Do you dream of opening a food truck? Or maybe you're a food passionista eager to understand the business behind good eats?
If so, meet Sean and McKinze, whose authentic Georgian food truck Kargi Gogo recently ranked among the top 10 new food trucks in Portland, Oregon. The couple opened Kargi Gogo in March after moving to Portland from a Peace Corps tour in the Republic of Georgia. Now their hard work and zeal have translated into food culture clout.
In a rare break from pinching dumplings and pressing flatbread, they reflected on their Kargi Gogo journey, compiling lessons learned into their top five tips for starting a food truck:
1. Be ready to work hard - really hard.
If this has a chance of being a successful business, you need to treat it like a business and not a hobby. Simply "loving to cook" isn't enough; you have to be ready to cook for dozens to hundreds of people, which means an entirely different set of challenges than cooking at home or even for a large dinner party. There are hours of prep and hours of cleaning.

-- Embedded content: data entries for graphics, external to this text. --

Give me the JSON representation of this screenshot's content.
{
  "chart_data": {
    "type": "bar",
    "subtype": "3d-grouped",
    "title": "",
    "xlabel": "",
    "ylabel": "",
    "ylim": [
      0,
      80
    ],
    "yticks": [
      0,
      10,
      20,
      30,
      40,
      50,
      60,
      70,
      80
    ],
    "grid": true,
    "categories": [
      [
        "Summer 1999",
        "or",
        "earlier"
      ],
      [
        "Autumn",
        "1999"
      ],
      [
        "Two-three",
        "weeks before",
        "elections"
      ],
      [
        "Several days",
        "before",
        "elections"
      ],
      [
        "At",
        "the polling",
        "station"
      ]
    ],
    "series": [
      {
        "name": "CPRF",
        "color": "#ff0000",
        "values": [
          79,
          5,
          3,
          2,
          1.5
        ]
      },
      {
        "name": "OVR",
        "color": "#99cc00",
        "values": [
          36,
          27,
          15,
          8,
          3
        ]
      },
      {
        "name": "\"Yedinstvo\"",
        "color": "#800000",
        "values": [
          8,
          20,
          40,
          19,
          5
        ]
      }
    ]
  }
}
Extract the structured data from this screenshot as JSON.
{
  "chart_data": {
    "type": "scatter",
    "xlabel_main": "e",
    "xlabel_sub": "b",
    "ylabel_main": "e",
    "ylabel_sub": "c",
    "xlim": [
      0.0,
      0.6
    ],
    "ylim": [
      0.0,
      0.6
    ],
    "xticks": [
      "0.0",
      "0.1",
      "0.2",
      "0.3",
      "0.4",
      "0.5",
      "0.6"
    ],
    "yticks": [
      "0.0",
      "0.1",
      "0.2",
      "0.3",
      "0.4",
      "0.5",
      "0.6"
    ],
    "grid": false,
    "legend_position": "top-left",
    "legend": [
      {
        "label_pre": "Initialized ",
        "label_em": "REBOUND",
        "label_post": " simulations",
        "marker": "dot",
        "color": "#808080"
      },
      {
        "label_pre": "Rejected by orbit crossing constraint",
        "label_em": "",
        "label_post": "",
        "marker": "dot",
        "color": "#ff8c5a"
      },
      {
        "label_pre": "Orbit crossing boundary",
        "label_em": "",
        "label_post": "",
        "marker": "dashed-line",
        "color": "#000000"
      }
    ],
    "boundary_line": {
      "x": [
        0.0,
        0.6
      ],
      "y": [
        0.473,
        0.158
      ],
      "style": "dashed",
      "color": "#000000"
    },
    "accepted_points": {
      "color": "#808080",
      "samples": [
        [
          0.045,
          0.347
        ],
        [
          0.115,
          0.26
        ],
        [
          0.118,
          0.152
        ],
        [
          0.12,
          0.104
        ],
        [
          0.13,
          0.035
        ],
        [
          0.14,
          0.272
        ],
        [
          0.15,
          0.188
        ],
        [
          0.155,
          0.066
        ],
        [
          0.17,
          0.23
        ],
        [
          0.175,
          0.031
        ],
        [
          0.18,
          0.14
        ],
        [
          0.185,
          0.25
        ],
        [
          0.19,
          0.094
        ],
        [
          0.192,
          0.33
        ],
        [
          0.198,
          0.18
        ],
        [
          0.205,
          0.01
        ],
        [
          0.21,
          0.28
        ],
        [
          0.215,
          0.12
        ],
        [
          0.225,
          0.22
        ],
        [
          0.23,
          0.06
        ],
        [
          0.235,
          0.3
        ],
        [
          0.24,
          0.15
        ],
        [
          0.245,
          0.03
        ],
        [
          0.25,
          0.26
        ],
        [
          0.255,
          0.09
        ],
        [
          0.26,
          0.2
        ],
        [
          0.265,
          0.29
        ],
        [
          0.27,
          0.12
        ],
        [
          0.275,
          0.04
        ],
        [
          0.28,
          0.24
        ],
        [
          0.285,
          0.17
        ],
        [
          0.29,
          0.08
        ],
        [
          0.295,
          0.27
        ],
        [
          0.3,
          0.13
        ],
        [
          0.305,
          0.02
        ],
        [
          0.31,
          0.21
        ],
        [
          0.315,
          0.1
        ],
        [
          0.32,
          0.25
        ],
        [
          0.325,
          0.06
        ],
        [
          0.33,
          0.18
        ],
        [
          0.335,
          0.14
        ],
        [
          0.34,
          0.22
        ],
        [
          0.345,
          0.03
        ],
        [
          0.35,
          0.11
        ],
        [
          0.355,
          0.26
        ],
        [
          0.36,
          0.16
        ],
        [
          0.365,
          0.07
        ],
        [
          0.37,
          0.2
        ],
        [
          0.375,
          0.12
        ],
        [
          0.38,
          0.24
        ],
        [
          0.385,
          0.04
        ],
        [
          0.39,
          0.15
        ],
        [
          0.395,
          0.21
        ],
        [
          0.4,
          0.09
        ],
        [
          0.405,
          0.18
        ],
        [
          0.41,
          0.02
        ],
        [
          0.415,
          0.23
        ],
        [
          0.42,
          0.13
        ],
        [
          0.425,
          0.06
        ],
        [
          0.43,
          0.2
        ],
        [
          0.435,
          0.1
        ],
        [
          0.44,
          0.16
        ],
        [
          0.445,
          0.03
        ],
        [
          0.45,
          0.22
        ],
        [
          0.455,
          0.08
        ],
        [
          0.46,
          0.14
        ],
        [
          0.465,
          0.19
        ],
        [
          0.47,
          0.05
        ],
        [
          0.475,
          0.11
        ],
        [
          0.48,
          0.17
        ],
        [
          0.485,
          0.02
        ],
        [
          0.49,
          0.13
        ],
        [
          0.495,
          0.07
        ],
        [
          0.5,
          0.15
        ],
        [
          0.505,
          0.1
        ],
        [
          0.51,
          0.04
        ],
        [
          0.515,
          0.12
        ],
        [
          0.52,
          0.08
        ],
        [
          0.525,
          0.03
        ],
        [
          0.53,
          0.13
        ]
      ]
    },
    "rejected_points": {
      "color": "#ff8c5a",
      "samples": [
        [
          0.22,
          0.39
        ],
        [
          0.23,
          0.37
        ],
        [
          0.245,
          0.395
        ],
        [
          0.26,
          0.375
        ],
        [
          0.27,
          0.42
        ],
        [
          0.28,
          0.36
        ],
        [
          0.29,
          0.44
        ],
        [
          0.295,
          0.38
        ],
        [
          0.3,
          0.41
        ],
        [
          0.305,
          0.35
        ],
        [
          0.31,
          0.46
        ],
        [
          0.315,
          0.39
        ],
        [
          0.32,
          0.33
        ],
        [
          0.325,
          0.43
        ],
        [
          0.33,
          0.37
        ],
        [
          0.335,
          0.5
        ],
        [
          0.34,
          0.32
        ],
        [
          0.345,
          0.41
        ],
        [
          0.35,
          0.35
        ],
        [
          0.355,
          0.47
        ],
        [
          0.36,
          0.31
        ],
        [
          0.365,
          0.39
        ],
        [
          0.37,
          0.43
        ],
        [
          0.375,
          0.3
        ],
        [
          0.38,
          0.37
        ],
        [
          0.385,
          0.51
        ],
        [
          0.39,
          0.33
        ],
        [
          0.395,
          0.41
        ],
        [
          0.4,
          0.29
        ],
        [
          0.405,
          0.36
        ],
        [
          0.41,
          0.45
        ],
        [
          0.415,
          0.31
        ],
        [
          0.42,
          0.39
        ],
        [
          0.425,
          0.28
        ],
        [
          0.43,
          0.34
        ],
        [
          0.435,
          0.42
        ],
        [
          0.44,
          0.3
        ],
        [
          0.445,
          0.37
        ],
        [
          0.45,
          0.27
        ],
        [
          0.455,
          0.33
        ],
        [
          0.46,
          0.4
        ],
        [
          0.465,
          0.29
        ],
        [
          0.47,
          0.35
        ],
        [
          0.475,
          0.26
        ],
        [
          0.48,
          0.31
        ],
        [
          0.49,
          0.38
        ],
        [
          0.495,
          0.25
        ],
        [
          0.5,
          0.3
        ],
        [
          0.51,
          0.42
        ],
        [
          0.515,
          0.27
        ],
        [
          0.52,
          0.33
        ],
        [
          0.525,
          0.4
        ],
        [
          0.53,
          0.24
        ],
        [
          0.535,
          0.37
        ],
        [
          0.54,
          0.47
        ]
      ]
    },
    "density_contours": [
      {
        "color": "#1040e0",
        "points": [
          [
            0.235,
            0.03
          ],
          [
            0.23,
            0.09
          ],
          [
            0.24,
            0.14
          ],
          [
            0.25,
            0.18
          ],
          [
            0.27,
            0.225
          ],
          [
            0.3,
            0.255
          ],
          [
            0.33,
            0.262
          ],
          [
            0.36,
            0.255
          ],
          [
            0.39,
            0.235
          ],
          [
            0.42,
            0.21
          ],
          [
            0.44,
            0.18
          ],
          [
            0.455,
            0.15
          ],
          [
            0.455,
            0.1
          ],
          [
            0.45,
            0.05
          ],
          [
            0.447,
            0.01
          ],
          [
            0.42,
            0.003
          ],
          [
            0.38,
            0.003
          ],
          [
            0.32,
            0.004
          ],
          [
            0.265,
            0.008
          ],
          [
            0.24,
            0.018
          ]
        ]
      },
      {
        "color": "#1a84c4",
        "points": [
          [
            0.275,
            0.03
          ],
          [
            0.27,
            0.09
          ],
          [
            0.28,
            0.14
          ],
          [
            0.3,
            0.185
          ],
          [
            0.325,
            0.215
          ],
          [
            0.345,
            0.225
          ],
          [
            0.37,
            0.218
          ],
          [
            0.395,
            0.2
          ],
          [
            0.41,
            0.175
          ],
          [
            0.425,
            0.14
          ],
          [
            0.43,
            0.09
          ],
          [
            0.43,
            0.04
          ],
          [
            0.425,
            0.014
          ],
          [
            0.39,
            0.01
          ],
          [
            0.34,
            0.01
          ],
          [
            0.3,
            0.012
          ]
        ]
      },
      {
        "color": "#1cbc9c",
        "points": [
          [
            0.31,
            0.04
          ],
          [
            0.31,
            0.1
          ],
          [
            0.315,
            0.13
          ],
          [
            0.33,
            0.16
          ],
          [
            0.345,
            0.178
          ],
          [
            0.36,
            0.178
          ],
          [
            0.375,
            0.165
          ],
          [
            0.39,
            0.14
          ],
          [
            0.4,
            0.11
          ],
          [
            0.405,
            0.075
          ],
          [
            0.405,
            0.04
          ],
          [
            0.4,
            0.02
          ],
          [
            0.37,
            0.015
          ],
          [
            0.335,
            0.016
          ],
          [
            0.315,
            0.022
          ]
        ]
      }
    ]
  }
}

Then outside of the cart, there's shopping, marketing, finances, employee issues, equipment breaking down, etc. It's going to be exhausting: physically, mentally and even emotionally. During the summer, it was commonplace for us to be working 14 hours a day, seven days a week, just to keep up. But on the plus side, you're building a business, and that's very rewarding.
2. Keep it small.
For most carts, pretty much everything on the menu has to be made and ready to go -- every day. So if you have a dozen different dishes, each with different ingredients, you're going to have to prep them -- every day. At the beginning especially, managing this is going to be very challenging. Pick a small menu that you can execute well, day in and day out.
3. Be flexible.
It's really important to be able to adapt to what's going on around you. Make a plan you believe in and stick to that plan... unless the plan starts failing, and then be okay with changing the plan. If a menu item just isn't working, get rid of it. If you need to shift your hours one way or another, do it. Adopt a mindset of continuous improvement. There is more than one way to chop an onion (literally and figuratively), so experiment till you find the way that works best for you.
4. Love your customers.
If you think you're doing this to "work for yourself," you're wrong. You're working for your customers. Hopefully a lot of them. So treat them well. Smile genuinely and often. Engage them in conversation. Build a relationship. Even though something may be burning on the stove, the fridge may be defrosting on the floor, the propane guy is in the back waiting for a check, the meat is being delivered, the phone is ringing, the wind blew the napkins all over the floor and you just ran out of your most popular dish -- all at once -- don't let the customers see you sweat. They didn't come there to be sucked into your problems, they came because they like your food AND the experience of getting it. Treat your customers well and they'll treat you well in return.
5. Don't freak out!
Starting a business can be overwhelming. As much planning as you do, you never really know what you're doing until you're doing it. There's so much you have to figure out on the fly. Sometimes the decisions are clear, but most of the time they're not. Just keep calm, focus on your plan, execute the plan, and take it one day at a time. Cut yourself some slack. There are plenty of people out there who might try to tear you down, so don't do it to yourself.